Future amyloids in the expanding pathology of brain aging and dementia

Positron emission tomography (PET) imaging studies of patients with Alzheimer’s disease (AD) show progressive increases in fibrillar Aβ-amyloid. As current PET ligands underestimate non-fibrillar forms, we analyzed soluble Aβ in AD and controls.

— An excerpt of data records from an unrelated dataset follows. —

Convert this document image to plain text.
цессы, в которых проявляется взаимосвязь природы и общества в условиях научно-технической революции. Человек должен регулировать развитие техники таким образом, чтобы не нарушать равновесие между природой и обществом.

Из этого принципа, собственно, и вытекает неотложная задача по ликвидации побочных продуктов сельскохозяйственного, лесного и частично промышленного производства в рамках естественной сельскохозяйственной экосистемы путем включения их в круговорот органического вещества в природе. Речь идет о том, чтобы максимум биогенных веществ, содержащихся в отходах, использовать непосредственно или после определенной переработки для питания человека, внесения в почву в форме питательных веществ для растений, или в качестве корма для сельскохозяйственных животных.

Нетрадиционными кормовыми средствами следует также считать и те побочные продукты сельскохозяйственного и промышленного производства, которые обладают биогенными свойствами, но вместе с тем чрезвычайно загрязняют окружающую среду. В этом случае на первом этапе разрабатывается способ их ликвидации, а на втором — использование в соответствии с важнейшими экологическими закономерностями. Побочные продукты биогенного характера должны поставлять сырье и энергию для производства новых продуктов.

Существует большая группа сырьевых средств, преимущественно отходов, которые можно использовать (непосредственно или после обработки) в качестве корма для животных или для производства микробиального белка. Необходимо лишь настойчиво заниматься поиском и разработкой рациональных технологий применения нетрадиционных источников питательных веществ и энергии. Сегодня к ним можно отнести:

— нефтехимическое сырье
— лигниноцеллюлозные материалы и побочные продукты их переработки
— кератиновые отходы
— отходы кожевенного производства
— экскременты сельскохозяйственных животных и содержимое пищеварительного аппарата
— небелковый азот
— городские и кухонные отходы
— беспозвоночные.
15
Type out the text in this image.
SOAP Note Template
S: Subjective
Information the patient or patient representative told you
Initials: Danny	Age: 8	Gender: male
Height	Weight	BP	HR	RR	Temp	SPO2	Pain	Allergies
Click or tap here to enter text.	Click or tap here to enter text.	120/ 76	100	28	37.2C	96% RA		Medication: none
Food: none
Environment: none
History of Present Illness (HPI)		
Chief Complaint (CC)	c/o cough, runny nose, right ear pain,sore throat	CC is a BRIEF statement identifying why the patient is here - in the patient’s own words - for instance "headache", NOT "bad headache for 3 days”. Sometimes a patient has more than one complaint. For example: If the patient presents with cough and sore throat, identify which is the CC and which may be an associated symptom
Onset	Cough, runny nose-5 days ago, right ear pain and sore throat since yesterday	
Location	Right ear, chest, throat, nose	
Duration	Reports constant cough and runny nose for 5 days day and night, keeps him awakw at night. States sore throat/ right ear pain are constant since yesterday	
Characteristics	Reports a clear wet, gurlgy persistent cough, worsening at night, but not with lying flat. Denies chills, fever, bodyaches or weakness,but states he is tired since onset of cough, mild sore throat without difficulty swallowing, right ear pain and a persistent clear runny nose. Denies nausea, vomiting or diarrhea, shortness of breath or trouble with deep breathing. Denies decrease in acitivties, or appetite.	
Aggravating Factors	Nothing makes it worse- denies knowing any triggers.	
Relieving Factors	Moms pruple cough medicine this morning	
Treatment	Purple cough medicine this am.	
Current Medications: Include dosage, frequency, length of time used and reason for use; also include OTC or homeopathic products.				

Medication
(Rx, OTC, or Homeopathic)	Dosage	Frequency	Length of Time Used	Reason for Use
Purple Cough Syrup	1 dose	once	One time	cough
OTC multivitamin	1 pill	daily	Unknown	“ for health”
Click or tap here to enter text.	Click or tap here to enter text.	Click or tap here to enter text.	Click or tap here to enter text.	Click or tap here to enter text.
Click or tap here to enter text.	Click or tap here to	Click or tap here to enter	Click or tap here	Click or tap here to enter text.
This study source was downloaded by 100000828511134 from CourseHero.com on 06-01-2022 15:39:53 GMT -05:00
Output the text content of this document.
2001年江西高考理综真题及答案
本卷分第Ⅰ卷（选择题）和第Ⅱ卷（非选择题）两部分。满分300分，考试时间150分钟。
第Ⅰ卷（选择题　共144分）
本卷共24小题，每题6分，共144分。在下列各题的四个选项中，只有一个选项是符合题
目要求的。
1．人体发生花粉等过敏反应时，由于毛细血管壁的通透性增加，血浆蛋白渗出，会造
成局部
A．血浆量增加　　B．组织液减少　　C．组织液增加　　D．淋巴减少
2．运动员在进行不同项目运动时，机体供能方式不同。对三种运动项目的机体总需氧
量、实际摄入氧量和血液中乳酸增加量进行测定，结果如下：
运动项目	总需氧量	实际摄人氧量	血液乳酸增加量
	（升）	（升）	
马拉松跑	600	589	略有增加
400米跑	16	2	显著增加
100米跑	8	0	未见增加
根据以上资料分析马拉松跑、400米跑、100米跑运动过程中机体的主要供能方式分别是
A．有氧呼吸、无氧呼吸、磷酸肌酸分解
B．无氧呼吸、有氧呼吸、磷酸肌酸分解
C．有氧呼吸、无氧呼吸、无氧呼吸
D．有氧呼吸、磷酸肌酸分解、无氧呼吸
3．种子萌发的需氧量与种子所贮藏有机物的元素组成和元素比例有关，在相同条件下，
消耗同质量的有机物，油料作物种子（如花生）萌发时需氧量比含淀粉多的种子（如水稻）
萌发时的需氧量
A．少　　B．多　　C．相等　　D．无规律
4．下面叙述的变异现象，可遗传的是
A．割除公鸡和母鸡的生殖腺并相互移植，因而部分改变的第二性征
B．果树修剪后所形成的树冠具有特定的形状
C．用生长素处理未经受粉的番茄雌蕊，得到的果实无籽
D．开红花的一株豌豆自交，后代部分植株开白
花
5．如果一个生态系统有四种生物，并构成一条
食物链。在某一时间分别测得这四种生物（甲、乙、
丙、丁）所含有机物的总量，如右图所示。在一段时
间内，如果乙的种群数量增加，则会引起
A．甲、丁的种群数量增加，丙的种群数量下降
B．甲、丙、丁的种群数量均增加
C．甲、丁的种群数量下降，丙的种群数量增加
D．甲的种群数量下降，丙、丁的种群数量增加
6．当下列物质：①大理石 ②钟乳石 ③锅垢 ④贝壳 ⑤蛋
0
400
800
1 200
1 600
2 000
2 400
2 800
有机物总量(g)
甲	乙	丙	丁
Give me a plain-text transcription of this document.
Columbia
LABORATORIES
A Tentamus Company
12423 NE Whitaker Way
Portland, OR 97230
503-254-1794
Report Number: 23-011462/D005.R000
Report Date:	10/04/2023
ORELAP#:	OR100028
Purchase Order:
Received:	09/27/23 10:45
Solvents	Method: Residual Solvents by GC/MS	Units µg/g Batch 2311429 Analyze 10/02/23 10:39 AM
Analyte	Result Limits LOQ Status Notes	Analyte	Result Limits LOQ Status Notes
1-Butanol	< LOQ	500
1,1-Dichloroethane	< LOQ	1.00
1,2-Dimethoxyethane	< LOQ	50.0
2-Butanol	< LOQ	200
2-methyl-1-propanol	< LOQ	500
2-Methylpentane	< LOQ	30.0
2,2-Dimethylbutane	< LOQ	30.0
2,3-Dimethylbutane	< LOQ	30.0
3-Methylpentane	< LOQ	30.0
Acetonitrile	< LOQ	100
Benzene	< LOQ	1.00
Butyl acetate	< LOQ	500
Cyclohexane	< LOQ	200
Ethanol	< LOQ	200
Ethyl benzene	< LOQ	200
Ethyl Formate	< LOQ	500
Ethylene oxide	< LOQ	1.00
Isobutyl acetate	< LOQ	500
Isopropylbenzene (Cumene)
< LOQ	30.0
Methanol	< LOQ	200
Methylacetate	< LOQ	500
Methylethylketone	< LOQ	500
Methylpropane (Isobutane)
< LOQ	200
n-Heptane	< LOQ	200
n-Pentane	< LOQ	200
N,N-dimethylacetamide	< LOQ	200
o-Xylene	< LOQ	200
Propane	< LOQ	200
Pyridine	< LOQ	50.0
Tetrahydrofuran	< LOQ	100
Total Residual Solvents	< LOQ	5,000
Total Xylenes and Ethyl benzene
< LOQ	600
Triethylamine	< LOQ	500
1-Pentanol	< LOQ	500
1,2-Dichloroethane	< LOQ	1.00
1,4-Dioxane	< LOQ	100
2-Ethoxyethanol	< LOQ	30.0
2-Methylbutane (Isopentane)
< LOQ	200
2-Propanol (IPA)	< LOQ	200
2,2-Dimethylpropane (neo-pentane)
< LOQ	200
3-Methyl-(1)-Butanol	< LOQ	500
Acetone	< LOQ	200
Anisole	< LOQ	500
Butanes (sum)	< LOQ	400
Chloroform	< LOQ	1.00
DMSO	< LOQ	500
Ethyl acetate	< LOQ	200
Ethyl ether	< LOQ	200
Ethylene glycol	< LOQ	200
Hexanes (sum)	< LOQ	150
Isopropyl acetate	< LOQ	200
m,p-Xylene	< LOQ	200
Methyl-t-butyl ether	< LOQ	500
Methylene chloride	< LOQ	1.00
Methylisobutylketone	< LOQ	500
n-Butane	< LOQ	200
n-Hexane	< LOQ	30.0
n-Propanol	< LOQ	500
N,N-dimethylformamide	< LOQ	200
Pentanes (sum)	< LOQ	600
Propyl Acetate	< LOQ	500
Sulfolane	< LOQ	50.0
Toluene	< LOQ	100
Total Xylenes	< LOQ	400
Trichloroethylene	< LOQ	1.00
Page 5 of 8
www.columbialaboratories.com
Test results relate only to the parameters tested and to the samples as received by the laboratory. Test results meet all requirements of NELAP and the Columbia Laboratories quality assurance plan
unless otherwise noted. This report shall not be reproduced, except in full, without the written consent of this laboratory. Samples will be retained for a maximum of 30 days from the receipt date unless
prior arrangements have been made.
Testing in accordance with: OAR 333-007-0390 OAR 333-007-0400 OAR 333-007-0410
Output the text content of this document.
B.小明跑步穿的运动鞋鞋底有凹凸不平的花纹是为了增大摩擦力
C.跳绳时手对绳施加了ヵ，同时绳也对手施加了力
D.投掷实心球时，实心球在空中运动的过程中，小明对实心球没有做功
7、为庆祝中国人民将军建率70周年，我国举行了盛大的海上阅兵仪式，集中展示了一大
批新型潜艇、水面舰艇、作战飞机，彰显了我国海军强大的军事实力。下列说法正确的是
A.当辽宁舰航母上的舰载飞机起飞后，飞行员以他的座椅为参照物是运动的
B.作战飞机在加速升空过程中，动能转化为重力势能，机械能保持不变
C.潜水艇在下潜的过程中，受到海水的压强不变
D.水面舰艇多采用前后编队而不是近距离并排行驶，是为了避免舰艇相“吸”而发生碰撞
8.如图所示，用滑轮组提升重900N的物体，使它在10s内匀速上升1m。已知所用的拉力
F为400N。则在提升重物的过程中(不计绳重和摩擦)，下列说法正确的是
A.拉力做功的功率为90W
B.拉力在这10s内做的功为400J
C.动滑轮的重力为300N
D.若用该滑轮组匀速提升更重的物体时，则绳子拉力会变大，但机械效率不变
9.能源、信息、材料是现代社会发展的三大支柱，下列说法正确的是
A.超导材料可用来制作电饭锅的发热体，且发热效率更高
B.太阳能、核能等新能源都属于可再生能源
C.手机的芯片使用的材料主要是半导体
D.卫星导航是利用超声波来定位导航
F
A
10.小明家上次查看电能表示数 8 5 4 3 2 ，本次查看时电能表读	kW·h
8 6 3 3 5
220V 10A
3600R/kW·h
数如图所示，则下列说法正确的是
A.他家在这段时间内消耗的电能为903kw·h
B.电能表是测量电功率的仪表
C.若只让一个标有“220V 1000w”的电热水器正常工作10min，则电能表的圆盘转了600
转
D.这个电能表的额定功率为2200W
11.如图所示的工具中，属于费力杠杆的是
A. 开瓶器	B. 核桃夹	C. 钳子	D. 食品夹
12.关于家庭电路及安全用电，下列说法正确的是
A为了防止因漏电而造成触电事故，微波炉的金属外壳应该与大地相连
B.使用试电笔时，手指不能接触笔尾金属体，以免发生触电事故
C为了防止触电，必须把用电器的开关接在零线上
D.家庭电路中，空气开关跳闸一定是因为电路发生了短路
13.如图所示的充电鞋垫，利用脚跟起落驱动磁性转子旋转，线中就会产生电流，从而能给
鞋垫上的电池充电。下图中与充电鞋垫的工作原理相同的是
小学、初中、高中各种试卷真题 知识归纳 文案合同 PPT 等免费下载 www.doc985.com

To identify the mechanisms responsible for soluble Aβ in AD brains, we examined lipid rafts (LRs), where amyloid precursor protein (APP) is enzymatically processed.

The frontal cortex was compared with the cerebellum, which has minimal AD pathology. Compared to cognitively normal controls (CTL; ​​Braak 0-1), soluble Aβ40 and Aβ42 elevations were similar for intermediate- and advanced-stage AD (Braak 2-3 and 4-6).

Clinical grade AD showed a greater increase in soluble Aβ40 than Aβ42 relative to CTL. The LR raft yield per gram of AD frontal cortex was 20% lower than controls, while the cerebellar LR did not differ by Braak score. The extensive overlap of soluble Aβ levels in AD controls contrasts with the PET findings in fibrillar Aβ.

These findings further support fibrillar Aβ as a biomarker for AD treatments and show the need for more detailed post mortem analyzes of diverse soluble and insoluble Aβ aggregates versus PET.